After dinner that evening we had strolled away from the restaurant to find ourselves caught up in a swelling crowd, making its way towards the cathedral. Curious, we allowed ourselves to be swept along, and at the very moment we arrived in the square, packed with several thousand people, all the lights went out. For the next thirty minutes we were treated to a spectacular son-et-lumière, projected onto the façade of the cathedral which reared into the darkness like a vast mottled cliff, sculpted by wind and rain into fantastic embellishments and ornamentations.
Even in daylight, seen now across the town rooftops, the spires were impressive – a beacon for footsore, weary pilgrims. We were approaching the cathedral from behind and above. As we passed what looked like a small bishop’s palace with an ornamental garden in front of it, an exuberant group of a dozen or so young pilgrims came in from a side street and broke into song. Now we could see down to the deep archway that led into the cathedral square, and this first glimpse of our destination, combined with the cheerfully raised voices, provoked a strong wave of emotion and I was surprised to feel my eyes start to water. We followed the group down the slope, Sarah hobbling determinedly behind me, and as we approached the archway we began to hear Galician pipes above the voices. In the shadows of the archway was a young piper in traditional dress, accompanied by his dog. He broke into a jig as we entered the arch and the music filled it, quickening our pace for the final few steps. Then we were in the square, suddenly overcome with emotion. We stood there and hugged each other and wept.
The square is at least the size of a football pitch. It was filling up with tourists, locals and pilgrims, many sitting or lying stretched out exhausted on the flagstones, surrounded by their walking paraphernalia as if in some modern caravanserai. It was eleven o’clock and we’d made it with an hour to spare. We limped to a cafe just off the square, ordered coffee and took off our boots to wait there for midday.
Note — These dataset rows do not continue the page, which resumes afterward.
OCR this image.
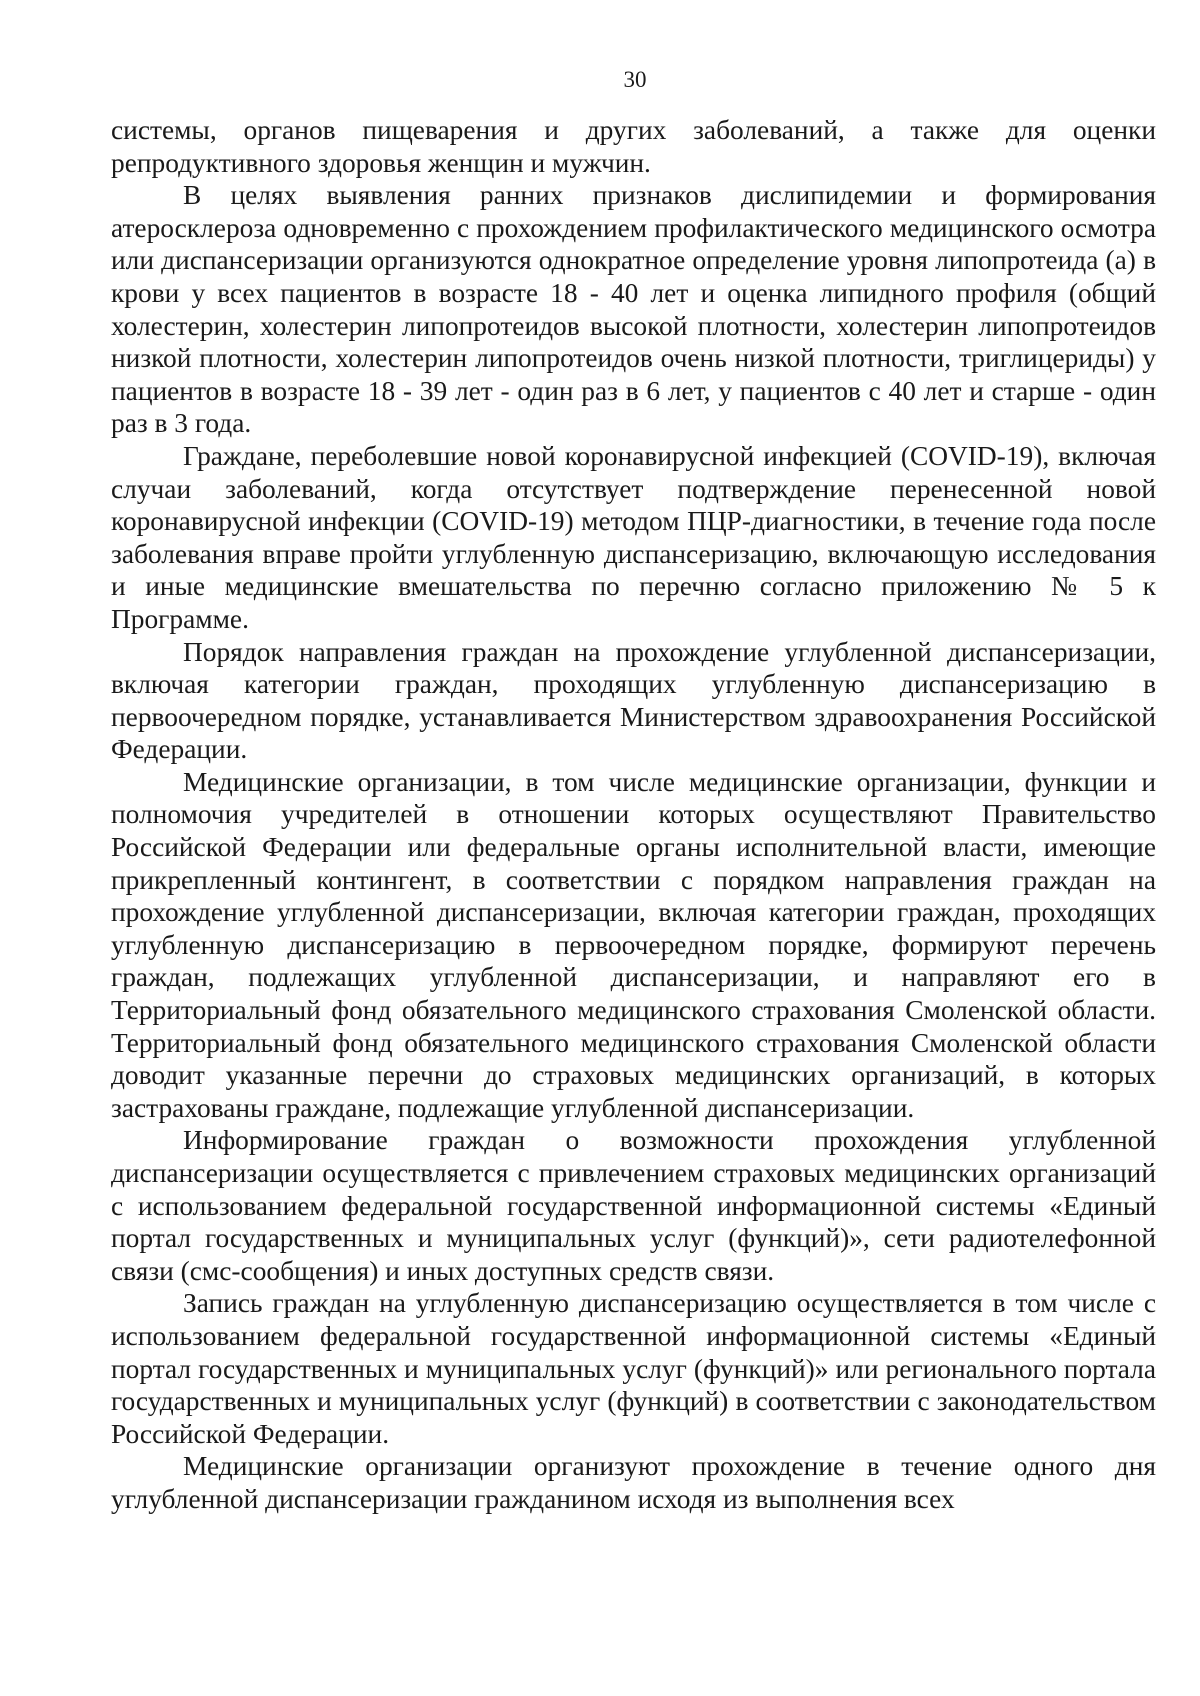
30

системы, органов пищеварения и других заболеваний, а также для оценки репродуктивного здоровья женщин и мужчин.

В целях выявления ранних признаков дислипидемии и формирования атеросклероза одновременно с прохождением профилактического медицинского осмотра или диспансеризации организуются однократное определение уровня липопротеида (а) в крови у всех пациентов в возрасте 18 - 40 лет и оценка липидного профиля (общий холестерин, холестерин липопротеидов высокой плотности, холестерин липопротеидов низкой плотности, холестерин липопротеидов очень низкой плотности, триглицериды) у пациентов в возрасте 18 - 39 лет - один раз в 6 лет, у пациентов с 40 лет и старше - один раз в 3 года.

Граждане, переболевшие новой коронавирусной инфекцией (COVID-19), включая случаи заболеваний, когда отсутствует подтверждение перенесенной новой коронавирусной инфекции (COVID-19) методом ПЦР-диагностики, в течение года после заболевания вправе пройти углубленную диспансеризацию, включающую исследования и иные медицинские вмешательства по перечню согласно приложению № 5 к Программе.

Порядок направления граждан на прохождение углубленной диспансеризации, включая категории граждан, проходящих углубленную диспансеризацию в первоочередном порядке, устанавливается Министерством здравоохранения Российской Федерации.

Медицинские организации, в том числе медицинские организации, функции и полномочия учредителей в отношении которых осуществляют Правительство Российской Федерации или федеральные органы исполнительной власти, имеющие прикрепленный контингент, в соответствии с порядком направления граждан на прохождение углубленной диспансеризации, включая категории граждан, проходящих углубленную диспансеризацию в первоочередном порядке, формируют перечень граждан, подлежащих углубленной диспансеризации, и направляют его в Территориальный фонд обязательного медицинского страхования Смоленской области. Территориальный фонд обязательного медицинского страхования Смоленской области доводит указанные перечни до страховых медицинских организаций, в которых застрахованы граждане, подлежащие углубленной диспансеризации.

Информирование граждан о возможности прохождения углубленной диспансеризации осуществляется с привлечением страховых медицинских организаций с использованием федеральной государственной информационной системы «Единый портал государственных и муниципальных услуг (функций)», сети радиотелефонной связи (смс-сообщения) и иных доступных средств связи.

Запись граждан на углубленную диспансеризацию осуществляется в том числе с использованием федеральной государственной информационной системы «Единый портал государственных и муниципальных услуг (функций)» или регионального портала государственных и муниципальных услуг (функций) в соответствии с законодательством Российской Федерации.

Медицинские организации организуют прохождение в течение одного дня углубленной диспансеризации гражданином исходя из выполнения всех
Though we’d walked less than a fifth of the distance some of the other pilgrims had covered, the sense of achievement was almost overwhelming.
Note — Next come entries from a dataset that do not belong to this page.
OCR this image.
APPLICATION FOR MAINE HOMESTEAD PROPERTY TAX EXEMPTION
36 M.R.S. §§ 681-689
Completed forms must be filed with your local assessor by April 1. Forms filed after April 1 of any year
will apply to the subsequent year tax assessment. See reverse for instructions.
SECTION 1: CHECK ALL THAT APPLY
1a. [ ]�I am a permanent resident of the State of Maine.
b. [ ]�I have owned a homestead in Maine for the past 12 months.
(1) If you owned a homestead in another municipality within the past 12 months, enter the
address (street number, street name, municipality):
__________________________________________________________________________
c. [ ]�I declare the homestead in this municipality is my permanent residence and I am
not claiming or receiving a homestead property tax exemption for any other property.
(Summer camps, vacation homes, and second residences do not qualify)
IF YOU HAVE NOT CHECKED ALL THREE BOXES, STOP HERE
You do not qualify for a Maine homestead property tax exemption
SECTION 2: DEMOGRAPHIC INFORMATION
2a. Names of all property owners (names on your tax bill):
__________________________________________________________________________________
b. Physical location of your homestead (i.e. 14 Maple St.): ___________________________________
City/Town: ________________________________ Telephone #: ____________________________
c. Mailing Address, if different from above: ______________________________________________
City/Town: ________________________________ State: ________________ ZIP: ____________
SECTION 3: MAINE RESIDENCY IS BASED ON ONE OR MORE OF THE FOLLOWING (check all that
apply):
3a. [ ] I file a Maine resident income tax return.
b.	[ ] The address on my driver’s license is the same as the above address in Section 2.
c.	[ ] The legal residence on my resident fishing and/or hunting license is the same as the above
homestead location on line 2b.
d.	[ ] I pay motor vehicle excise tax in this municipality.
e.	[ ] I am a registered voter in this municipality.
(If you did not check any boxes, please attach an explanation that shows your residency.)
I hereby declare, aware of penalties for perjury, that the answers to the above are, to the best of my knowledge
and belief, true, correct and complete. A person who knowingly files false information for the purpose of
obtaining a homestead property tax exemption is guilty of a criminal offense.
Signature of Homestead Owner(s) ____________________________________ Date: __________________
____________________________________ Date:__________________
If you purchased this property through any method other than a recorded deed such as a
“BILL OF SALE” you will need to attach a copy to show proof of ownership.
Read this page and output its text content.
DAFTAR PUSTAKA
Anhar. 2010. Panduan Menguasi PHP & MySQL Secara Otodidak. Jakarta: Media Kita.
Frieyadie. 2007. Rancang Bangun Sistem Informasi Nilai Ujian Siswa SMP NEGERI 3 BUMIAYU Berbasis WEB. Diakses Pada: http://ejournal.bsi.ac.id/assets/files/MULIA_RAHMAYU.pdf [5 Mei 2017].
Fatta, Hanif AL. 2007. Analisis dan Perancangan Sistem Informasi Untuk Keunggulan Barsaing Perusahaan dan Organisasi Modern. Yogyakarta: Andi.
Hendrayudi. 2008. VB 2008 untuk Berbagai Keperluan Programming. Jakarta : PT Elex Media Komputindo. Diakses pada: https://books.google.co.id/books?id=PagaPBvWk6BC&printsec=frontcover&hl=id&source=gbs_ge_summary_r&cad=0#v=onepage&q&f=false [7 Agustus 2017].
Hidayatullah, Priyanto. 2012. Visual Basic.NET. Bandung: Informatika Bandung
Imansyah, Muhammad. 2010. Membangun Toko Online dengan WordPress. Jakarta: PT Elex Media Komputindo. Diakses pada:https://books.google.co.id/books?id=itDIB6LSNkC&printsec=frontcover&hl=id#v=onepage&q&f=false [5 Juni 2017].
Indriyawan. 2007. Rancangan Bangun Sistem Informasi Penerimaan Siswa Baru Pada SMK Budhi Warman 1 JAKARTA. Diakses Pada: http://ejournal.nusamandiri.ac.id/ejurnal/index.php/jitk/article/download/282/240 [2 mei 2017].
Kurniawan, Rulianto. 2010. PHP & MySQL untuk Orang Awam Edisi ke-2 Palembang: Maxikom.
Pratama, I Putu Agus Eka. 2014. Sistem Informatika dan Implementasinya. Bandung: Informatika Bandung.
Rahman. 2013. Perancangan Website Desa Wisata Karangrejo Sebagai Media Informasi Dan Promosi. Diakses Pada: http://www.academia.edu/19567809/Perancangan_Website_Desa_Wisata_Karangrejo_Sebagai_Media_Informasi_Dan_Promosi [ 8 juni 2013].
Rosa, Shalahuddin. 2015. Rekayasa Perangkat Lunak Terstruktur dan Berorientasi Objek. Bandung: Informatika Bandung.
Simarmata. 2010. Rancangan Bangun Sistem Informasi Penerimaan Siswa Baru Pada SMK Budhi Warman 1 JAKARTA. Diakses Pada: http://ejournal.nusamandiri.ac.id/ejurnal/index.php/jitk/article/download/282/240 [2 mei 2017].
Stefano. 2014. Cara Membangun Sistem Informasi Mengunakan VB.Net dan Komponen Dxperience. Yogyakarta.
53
Later we made our way into the cathedral and found a pew, stowing our walking gear like everyone else at our feet. The mass lasted an hour and at one point priests from half a dozen different countries stepped forward in turn to address the congregation in their native tongues, all framed by the fantastically ornate gilded cave in which sits a larger-than-life-size effigy of Saint James. Sadly they didn’t swing the botafumeiro, the enormous incense burner which is suspended from high above the apse and takes several priests to set in motion. Originally intended to fumigate travel-stained pilgrims, today its purpose is more theatrical than hygienic.
Before the service began we had glimpsed our Australian friend and exchanged congratulatory smiles. As we left the cathedral we realised that we badly wanted to find her and tell her how much she had come to represent the spirit of the camino for us. We never did. Over the next twenty-four hours we scanned bars and plazas and cafes but she wasn’t there. Perhaps she had already left for Finisterre. She will never know how much she gave us heart for our journey.
But perhaps that is what happens on the camino. Unknowingly we all give each other heart, because of the common purpose, the connection to some long, deep pulse of humanity. Why else would we have felt as we did, that our hearts were almost bursting, when we finally walked into the cathedral square?